The samurai class had embraced kodo. During the civil war era that had ended a century ago, samurai going into battle carried pouches of incense around their necks, to help their spirits find their way to heaven if they died. Today, kodo was a fashionable hobby. Cultured folk from all classes employed incense experts to teach them how to blend and appreciate incense. Games were an important aspect of kodo. They had elaborate rules by which players burned incense samples, smelled the smoke, and attempted to guess what type they were. The games weren’t really competitions; winning mattered less than sharing the enjoyment of the incense.

“It looks like the women didn’t finish the first round,” Sano said. “Only one packet is open, and all the score sheets are blank.”

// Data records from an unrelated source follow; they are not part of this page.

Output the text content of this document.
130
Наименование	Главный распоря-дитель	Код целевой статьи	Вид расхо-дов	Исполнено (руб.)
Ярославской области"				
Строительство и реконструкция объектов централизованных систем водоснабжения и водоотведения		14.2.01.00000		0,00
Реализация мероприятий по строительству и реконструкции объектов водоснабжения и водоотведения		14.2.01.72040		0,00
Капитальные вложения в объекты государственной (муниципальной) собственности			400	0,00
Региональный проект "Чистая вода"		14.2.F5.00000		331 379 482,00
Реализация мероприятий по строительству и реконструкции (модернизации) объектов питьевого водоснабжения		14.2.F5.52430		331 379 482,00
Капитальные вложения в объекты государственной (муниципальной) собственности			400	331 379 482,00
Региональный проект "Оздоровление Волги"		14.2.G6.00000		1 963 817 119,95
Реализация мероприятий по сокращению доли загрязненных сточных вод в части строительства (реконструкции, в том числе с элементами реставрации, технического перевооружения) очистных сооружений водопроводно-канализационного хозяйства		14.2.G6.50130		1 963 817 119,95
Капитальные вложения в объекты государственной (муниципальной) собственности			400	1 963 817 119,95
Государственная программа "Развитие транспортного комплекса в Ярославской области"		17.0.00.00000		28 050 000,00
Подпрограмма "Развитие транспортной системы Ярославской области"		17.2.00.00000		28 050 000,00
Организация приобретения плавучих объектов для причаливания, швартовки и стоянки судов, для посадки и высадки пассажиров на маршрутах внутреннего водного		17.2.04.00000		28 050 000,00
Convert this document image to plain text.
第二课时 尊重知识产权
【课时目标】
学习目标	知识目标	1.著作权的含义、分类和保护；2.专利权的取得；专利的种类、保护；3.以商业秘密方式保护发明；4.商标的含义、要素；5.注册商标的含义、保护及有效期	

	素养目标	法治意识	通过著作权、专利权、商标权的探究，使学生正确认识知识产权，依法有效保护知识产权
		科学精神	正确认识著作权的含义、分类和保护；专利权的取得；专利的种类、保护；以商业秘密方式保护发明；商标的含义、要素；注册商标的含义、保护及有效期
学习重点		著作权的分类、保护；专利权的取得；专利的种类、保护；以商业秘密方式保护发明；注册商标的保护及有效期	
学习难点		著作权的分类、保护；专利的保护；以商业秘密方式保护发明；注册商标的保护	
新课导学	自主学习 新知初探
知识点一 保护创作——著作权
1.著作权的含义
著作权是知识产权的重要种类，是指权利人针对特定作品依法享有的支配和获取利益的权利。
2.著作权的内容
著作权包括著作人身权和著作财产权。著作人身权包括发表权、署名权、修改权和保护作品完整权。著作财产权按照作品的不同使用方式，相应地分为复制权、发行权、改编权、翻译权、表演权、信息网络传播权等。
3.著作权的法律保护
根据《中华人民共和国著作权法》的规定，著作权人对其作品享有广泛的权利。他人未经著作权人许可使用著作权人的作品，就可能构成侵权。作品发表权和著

“This is one of the strangest things I’ve ever seen, and I’ve seen a lot of strange things since the earthquake,” Hirata said. “What happened? And who are these women?”

3

A vast camp occupied the Nihonbashi merchant district. Where shops and houses had stood there were now rows upon rows of tents made from anything available-oiled paper and cloth, quilts and tatami mats, costly silk brocade and rags, bamboo poles and scrap wood. Inside the tents huddled thousands of homeless people-mostly women, children, the elderly, wounded, and sick. Able-bodied men and boys had been sent to clean up debris or help rebuild Edo Castle. A few old men played cards outside the tents; blind musicians tootled on flutes; children danced in mud and laughed. But the general atmosphere reeked of misery and sewage. The outcasts who usually collected human waste couldn’t haul their carts out to the fields to dispose of it because the roads were blocked. Night soil removal was suspended indefinitely.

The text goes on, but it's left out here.